Irreversible damage during development?
In this study, the inflammation was induced in adult animals. The resulting deficit in social behaviour was not only reversible, but also disappeared naturally after a few days. “We now need to replicate our research during the critical phases of neurodevelopment — i.e. during gestation and immediately after birth — in order to observe the impact of hyperexcitability on the developing neural networks. This could damage the construction of neural networks beyond repairs,” says Camilla Bellone.
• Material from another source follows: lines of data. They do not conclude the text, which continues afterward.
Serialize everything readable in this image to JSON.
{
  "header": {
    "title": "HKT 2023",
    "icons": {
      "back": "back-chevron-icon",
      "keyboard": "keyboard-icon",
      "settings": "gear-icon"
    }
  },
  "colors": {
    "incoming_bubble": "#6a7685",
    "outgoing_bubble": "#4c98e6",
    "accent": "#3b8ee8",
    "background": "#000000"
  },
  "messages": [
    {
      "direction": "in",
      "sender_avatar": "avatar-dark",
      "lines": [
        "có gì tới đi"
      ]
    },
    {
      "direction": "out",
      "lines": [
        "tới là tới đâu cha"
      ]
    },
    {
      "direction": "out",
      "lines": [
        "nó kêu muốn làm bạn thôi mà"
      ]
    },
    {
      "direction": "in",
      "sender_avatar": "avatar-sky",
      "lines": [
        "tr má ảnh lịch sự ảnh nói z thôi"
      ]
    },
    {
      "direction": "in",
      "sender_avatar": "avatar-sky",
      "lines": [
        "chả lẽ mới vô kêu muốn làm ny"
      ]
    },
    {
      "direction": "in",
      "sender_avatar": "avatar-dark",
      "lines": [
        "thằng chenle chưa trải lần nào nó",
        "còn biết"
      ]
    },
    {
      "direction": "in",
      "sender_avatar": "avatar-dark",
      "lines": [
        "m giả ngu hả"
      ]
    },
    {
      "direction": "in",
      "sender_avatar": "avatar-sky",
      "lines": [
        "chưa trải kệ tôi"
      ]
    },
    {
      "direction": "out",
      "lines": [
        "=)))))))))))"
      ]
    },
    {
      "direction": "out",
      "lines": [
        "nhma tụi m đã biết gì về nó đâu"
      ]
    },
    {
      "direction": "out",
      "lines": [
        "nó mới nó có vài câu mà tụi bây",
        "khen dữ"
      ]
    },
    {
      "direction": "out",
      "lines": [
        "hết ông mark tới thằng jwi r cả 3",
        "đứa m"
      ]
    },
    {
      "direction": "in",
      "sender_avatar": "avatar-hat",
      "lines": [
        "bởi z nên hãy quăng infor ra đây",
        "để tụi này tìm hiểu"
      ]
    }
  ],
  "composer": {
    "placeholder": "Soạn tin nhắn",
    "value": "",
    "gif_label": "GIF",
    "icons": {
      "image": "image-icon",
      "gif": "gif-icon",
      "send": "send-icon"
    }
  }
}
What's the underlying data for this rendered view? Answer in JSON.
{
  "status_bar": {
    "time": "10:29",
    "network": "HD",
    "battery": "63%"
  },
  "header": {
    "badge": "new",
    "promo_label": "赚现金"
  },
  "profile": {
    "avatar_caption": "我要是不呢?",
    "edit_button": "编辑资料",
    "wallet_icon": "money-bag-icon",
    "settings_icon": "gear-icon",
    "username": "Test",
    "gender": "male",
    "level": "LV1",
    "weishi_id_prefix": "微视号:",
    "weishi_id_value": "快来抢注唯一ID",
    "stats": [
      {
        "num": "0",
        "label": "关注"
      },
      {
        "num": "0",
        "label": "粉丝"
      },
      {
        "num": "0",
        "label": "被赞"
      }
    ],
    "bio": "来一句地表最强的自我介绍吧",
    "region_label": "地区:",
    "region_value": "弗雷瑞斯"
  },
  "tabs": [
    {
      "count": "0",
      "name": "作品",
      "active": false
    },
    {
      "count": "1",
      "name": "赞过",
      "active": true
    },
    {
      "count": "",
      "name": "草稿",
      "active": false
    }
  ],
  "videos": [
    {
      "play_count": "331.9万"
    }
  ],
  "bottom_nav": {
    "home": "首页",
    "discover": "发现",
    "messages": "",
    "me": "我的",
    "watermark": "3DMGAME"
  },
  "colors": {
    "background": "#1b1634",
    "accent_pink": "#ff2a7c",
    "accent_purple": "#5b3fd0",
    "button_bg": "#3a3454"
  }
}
This study constitutes a proof-of-principle of a direct causality between inflammation and the appearance of behavioural symptoms in the presence of genetic vulnerability, and highlights the importance of environmental factors, which have been largely underestimated until now. It also highlights the fact that the understanding of the mechanisms behind autistic disorders still needs to be refined in order to intervene effectively. Indeed, depending on the gene-environment interactions and inflammatory mechanisms specific to each patient, it would be possible to identify a treatment that would correspond exactly to the cellular and molecular modification at stake in the brain circuits.